Auch die Ölsaaten werfen dieses Jahr kleinere, aber trotzdem gute Ernten ab. Beim Raps haben sich die Auswirkungen der Witterung sowie zusätzlich der erhöhte Schädlingsdruck in einer etwas tieferen Erntemenge bemerkbar gemacht: Gesamtschweizerisch gibt es eine rund 12 Prozent kleinere Rapsernte als im Vorjahr. Die Nachfrage nach Schweizer Raps bleibe ausserdem konstant hoch, illustrierte Pierre-Yves Perrin, Geschäftsführer des SGPV. Das sei auch auf das Umsatteln verschiedener Verarbeiter vom umstrittenen Palmöl auf Rapsöl zurückzuführen. So übersteigt die Nachfrage nach inländischem Raps das Angebot deutlich und das seit mindestens 2017. Dieses Jahr fehlen laut Zahlen des SPGPV rund 30’000 Tonnen. Die Verarbeitungskapazitäten der Schweizer Ölwerke ist allerdings limitiert und in der Branche seien Überlegungen im Gang, wie diese Kapazität erhöht werden könne. Daneben sei auch beim Sonnenblumenöl die Nachfrage zu spüren, dort sei die Herkunft allerdings weniger entscheidend – für nächstes Jahr gebe es hier aber eine leichte Erhöhung der Vertragsmengen.

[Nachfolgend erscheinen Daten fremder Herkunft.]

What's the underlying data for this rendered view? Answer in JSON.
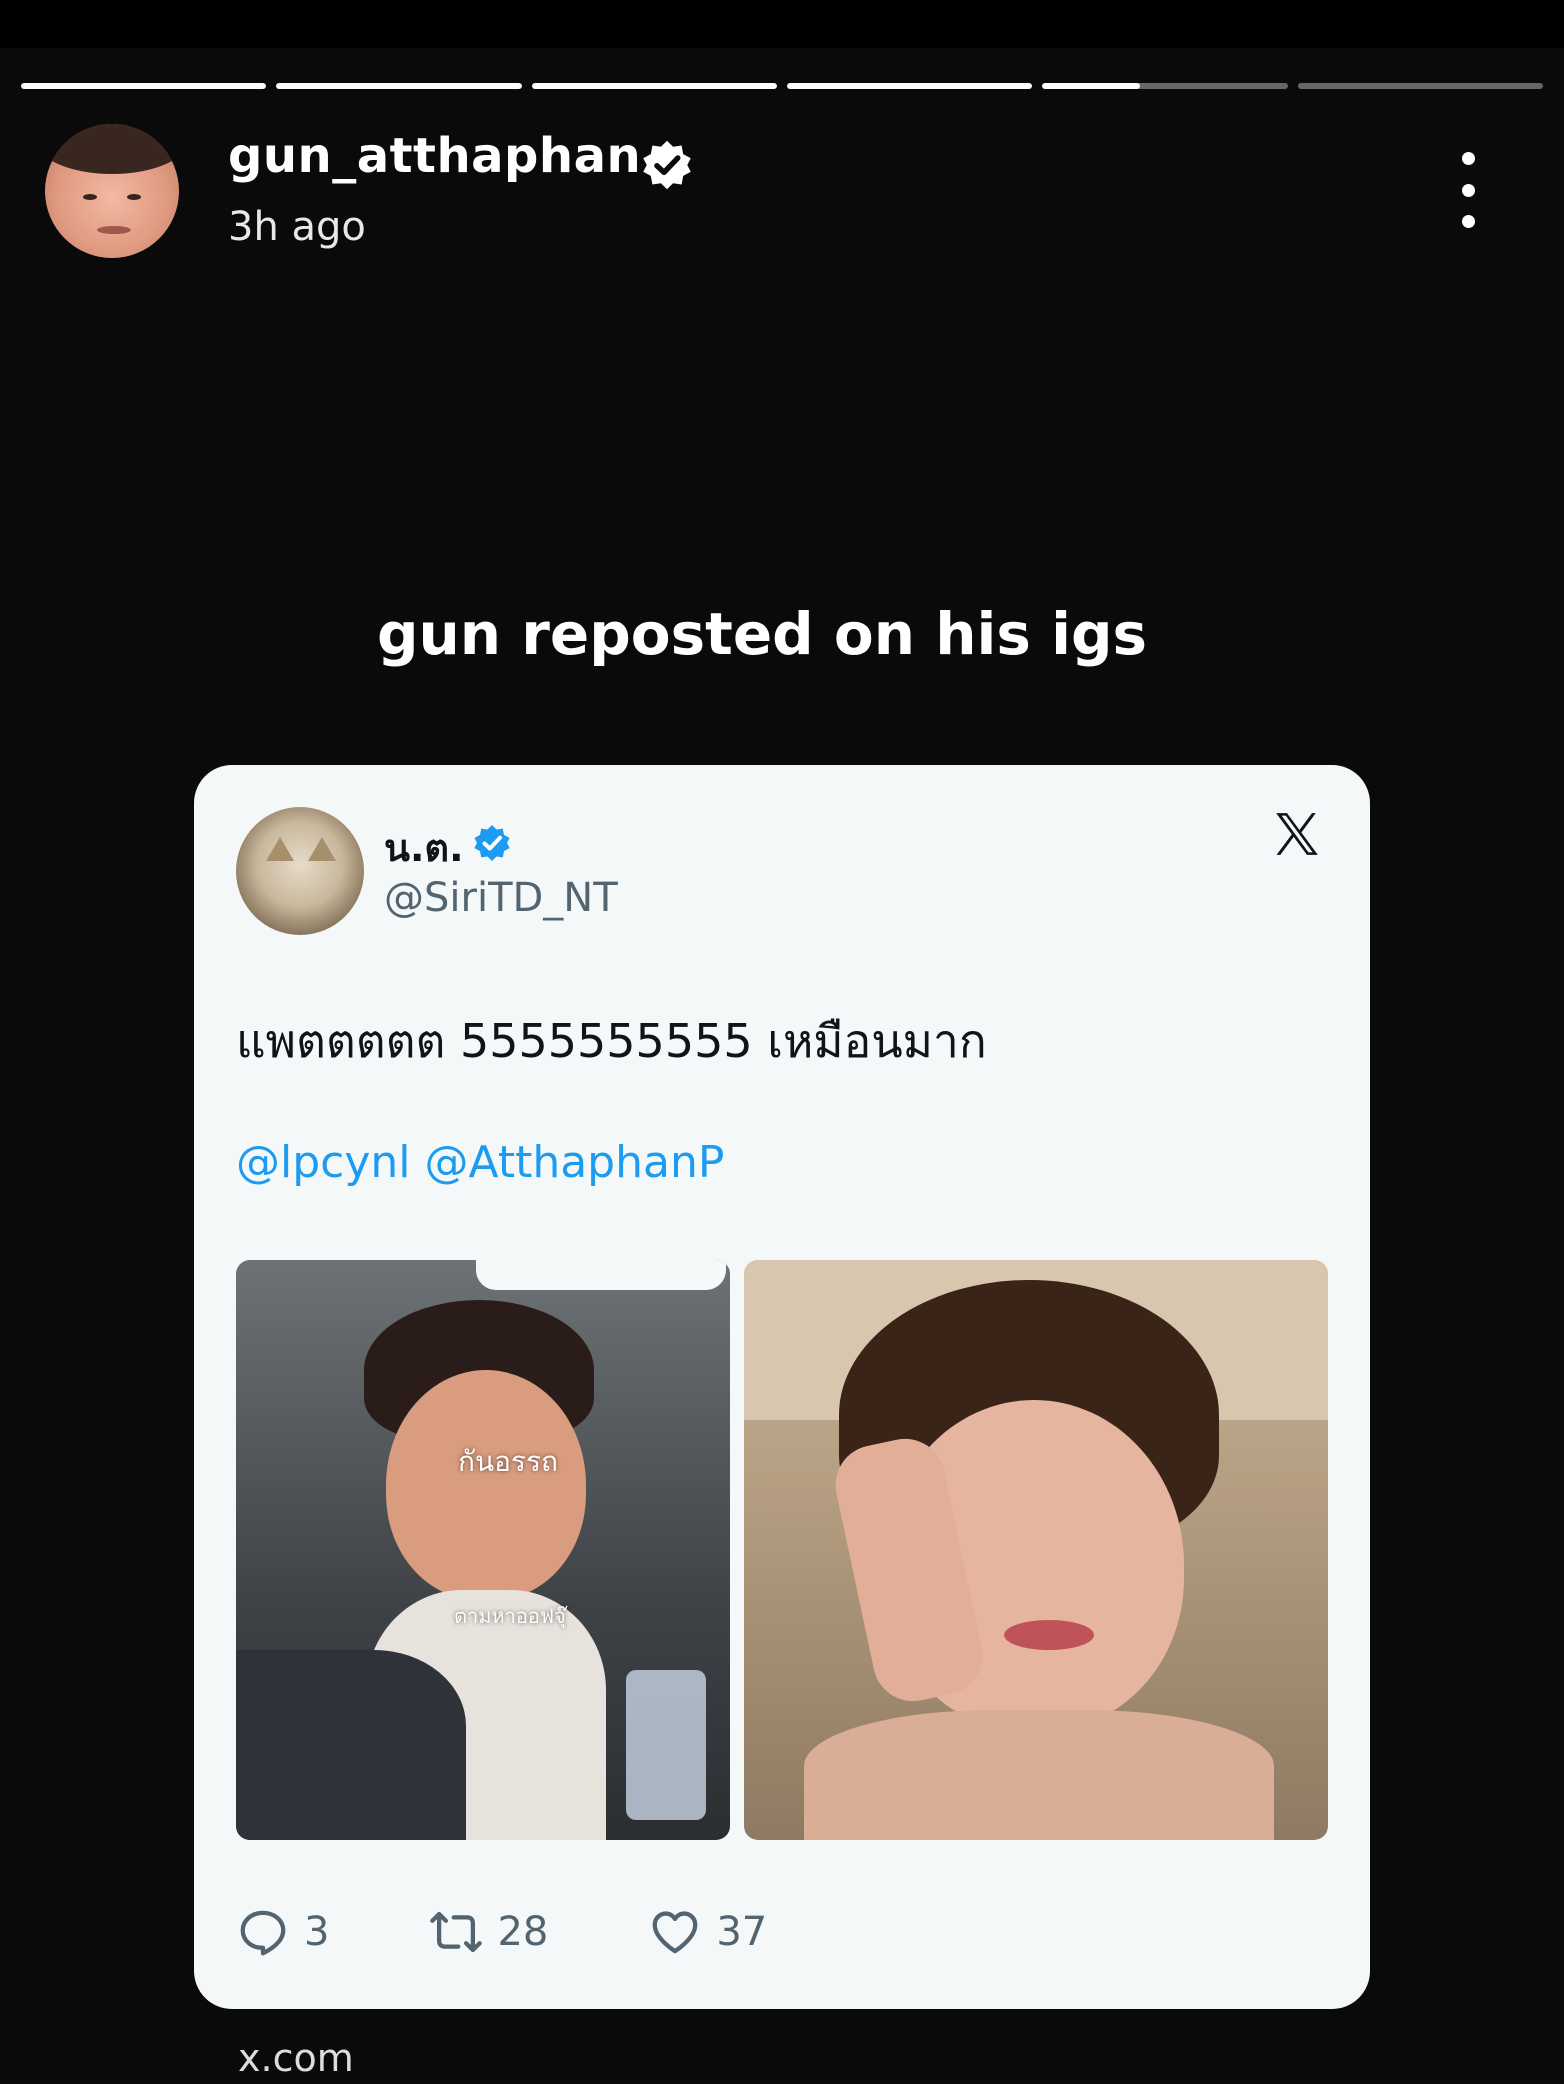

Herausforderungen meistern

Grundsätzlich sei mit Ernteschwankungen wie dieses Jahr in Zukunft mit grösster Wahrscheinlichkeit noch vermehrt zu rechnen und die heimische Produktion werde mehr und mehr an Wichtigkeit gewinnen. Unter diesen Voraussetzungen werde es folglich aber auch Zeit, damit aufzuhören, die Schweizer Landwirtschaft für alles Übel verantwortlich zu machen. «Es wird Zeit, unsere Landwirtschaft als Teil der Lösung zu sehen», führte Fritz Glauser weiter aus. Durch die systematische Kritik an der Art wie die hiesigen Bäuerinnen und Bauern produzierten, werde es immer schwieriger die Produzentinnen und Produzenten zu motivieren, neue Massnahmen zugunsten des Klimas, der Biodiversität, der CO2-Massnahmen oder der Energieproduktion zu ergreifen. Gleichzeitig müsse die Schweizer Landwirtschaft unbedingt ihre Kommunikation verbessern: die Abstimmung zu den beiden Agrarinitiativen im Juni hätten gezeigt, dass die Schweizer Bevölkerung zu wenig über die Arbeit der Bäuerinnen und Bauern wisse. Hier müsse der Kommunikation, insbesondere über soziale Netzwerke, mehr Nachdruck verliehen werden, um einfache und positive Botschaften zu vermitteln.